Comet Tracking

LangChain

彗星 Comet#

在本指南中,我们将演示如何使用Comet (opens in a new tab)跟踪您的Langchain实验、评估指标和LLM会话。

Open In Colab (opens in a new tab) 示例项目:使用LangChain的Comet (opens in a new tab)

comet-langchain

安装Comet和依赖项#

%pip install comet_ml langchain openai google-search-results spacy textstat pandas
 
import sys
!{sys.executable} -m spacy download en_core_web_sm
 

初始化Comet并设置您的凭据#

你可以在这里获取你的Comet API密钥 (opens in a new tab),或者在初始化Comet后单击链接

import comet_ml
 
comet_ml.init(project_name="comet-example-langchain")
 

设置OpenAI和SerpAPI凭证#

运行以下示例需要一个OpenAI API密钥 (opens in a new tab)和一个SerpAPI API密钥 (opens in a new tab)

import os
 
os.environ["OPENAI_API_KEY"] = "..."
#os.environ["OPENAI_ORGANIZATION"] = "..."
os.environ["SERPAPI_API_KEY"] = "..."
 

场景1:仅使用LLM#

from datetime import datetime
 
from langchain.callbacks import CometCallbackHandler, StdOutCallbackHandler
from langchain.llms import OpenAI
 
comet_callback = CometCallbackHandler(
    project_name="comet-example-langchain",
    complexity_metrics=True,
    stream_logs=True,
    tags=["llm"],
    visualizations=["dep"],
)
callbacks = [StdOutCallbackHandler(), comet_callback]
llm = OpenAI(temperature=0.9, callbacks=callbacks, verbose=True)
 
llm_result = llm.generate(["Tell me a joke", "Tell me a poem", "Tell me a fact"] * 3)
print("LLM result", llm_result)
comet_callback.flush_tracker(llm, finish=True)
 

场景2:在链中使用LLM#

from langchain.callbacks import CometCallbackHandler, StdOutCallbackHandler
from langchain.chains import LLMChain
from langchain.llms import OpenAI
from langchain.prompts import PromptTemplate
 
comet_callback = CometCallbackHandler(
    complexity_metrics=True,
    project_name="comet-example-langchain",
    stream_logs=True,
    tags=["synopsis-chain"],
)
callbacks = [StdOutCallbackHandler(), comet_callback]
llm = OpenAI(temperature=0.9, callbacks=callbacks)
 
template = """You are a playwright.
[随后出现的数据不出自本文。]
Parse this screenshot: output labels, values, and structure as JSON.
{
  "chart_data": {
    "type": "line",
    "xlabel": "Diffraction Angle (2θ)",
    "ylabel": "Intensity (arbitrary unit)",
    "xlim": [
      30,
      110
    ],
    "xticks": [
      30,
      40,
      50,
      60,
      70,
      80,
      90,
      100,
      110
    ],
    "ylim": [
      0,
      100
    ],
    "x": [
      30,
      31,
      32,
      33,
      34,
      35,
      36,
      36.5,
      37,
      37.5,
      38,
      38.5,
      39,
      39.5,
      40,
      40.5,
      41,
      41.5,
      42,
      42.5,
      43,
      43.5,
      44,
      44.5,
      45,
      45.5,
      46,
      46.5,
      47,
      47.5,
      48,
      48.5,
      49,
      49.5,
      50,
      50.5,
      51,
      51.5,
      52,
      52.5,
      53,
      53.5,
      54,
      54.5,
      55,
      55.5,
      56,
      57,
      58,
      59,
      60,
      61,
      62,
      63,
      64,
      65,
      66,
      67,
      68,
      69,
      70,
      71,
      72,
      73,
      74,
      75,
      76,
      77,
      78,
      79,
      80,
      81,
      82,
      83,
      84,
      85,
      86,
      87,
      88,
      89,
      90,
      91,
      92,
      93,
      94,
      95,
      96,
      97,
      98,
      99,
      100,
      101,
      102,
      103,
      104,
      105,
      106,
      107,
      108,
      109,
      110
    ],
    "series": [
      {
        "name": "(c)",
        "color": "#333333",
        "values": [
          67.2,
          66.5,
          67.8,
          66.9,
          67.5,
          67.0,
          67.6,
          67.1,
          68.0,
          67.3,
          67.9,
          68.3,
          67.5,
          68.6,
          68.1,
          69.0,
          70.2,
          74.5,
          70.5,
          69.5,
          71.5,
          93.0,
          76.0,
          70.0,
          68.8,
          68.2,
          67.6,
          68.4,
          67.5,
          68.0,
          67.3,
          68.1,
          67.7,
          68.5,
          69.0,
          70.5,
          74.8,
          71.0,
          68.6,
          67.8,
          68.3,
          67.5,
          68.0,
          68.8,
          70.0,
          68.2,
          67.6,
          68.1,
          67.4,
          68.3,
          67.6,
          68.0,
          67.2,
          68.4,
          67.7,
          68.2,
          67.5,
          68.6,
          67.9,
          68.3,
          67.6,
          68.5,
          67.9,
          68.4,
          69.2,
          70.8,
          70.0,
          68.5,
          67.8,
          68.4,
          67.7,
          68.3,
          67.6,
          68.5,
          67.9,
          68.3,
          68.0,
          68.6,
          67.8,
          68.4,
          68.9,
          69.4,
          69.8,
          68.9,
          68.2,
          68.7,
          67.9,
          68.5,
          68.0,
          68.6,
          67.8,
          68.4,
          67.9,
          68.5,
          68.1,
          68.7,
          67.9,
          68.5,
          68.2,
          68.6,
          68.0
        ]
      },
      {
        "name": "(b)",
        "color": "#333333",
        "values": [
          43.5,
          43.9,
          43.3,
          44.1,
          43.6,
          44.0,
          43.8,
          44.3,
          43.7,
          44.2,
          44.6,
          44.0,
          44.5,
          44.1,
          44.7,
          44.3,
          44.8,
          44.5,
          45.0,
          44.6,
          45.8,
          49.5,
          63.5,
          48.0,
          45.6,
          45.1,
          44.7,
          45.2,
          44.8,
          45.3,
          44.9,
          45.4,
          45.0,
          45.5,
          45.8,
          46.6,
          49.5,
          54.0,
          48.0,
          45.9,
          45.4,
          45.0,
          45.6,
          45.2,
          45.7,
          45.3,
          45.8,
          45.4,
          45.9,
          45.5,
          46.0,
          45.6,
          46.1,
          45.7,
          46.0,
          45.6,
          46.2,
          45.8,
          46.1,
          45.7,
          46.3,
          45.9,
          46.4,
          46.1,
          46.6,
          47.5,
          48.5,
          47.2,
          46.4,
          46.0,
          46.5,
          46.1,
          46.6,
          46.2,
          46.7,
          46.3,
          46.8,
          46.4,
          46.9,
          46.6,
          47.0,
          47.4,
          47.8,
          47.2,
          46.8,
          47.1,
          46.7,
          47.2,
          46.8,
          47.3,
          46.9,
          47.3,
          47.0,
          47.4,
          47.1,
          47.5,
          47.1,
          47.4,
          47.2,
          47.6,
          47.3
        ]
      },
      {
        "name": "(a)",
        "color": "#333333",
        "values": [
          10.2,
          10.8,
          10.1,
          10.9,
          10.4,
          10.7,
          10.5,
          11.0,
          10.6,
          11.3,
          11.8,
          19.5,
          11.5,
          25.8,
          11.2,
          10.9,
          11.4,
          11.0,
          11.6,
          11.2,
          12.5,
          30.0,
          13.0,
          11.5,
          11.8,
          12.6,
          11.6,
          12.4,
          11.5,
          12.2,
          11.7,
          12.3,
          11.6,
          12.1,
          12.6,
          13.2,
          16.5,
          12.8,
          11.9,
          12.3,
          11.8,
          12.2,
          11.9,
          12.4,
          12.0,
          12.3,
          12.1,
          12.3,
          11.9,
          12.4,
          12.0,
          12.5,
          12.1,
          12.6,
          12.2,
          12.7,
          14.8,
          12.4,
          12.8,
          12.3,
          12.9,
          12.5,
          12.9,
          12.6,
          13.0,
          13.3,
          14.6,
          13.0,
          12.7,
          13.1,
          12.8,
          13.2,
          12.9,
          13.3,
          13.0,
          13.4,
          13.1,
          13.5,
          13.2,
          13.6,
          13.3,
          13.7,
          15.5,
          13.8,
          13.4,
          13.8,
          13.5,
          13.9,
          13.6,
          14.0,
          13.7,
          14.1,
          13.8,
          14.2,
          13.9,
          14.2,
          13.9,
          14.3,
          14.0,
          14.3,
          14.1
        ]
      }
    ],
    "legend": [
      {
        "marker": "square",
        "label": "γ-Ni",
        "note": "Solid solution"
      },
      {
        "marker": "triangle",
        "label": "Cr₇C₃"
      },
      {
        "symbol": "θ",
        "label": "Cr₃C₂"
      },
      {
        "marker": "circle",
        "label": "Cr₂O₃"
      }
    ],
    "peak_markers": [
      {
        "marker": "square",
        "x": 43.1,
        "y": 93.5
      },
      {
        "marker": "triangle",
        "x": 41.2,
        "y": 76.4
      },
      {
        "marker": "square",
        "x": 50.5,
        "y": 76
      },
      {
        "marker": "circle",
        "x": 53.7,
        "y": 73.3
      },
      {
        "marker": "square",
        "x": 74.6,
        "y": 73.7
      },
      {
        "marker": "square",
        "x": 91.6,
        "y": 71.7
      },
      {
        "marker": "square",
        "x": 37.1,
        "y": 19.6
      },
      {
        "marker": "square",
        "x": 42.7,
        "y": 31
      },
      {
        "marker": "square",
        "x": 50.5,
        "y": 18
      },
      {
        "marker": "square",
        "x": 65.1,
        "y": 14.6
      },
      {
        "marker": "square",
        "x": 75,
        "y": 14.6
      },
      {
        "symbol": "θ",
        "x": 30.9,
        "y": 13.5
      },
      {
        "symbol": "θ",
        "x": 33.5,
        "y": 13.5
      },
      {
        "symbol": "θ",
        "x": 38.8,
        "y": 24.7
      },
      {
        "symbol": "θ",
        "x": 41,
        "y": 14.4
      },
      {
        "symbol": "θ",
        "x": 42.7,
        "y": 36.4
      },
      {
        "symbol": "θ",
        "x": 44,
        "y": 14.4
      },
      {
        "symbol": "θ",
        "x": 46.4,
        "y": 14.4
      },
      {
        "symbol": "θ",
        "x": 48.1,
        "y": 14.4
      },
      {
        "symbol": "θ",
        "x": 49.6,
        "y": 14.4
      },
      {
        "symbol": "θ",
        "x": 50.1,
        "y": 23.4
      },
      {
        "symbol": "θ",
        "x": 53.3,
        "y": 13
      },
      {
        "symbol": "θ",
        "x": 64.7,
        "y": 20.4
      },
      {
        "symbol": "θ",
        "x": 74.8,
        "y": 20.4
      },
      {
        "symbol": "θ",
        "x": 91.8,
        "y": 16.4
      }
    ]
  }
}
Given the title of play, it is your job to write a synopsis for that title.
Title: {title}
Playwright: This is a synopsis for the above play:"""
prompt_template = PromptTemplate(input_variables=["title"], template=template)
synopsis_chain = LLMChain(llm=llm, prompt=prompt_template, callbacks=callbacks)
 
test_prompts = [{"title": "Documentary about Bigfoot in Paris"}]
print(synopsis_chain.apply(test_prompts))
comet_callback.flush_tracker(synopsis_chain, finish=True)
 

场景3:使用带有工具的代理#

from langchain.agents import initialize_agent, load_tools
from langchain.callbacks import CometCallbackHandler, StdOutCallbackHandler
from langchain.llms import OpenAI
 
comet_callback = CometCallbackHandler(
    project_name="comet-example-langchain",
    complexity_metrics=True,
    stream_logs=True,
    tags=["agent"],
)
callbacks = [StdOutCallbackHandler(), comet_callback]
llm = OpenAI(temperature=0.9, callbacks=callbacks)
 
tools = load_tools(["serpapi", "llm-math"], llm=llm, callbacks=callbacks)
agent = initialize_agent(
    tools,
    llm,
    agent="zero-shot-react-description",
    callbacks=callbacks,
    verbose=True,
)
agent.run(
    "Who is Leo DiCaprio's girlfriend? What is her current age raised to the 0.43 power?"
)
comet_callback.flush_tracker(agent, finish=True)
 

Scenario 4: Using Custom Evaluation Metrics#

CometCallbackManager 还允许您定义和使用自定义评估指标来评估模型生成的输出。让我们看看它是如何工作的。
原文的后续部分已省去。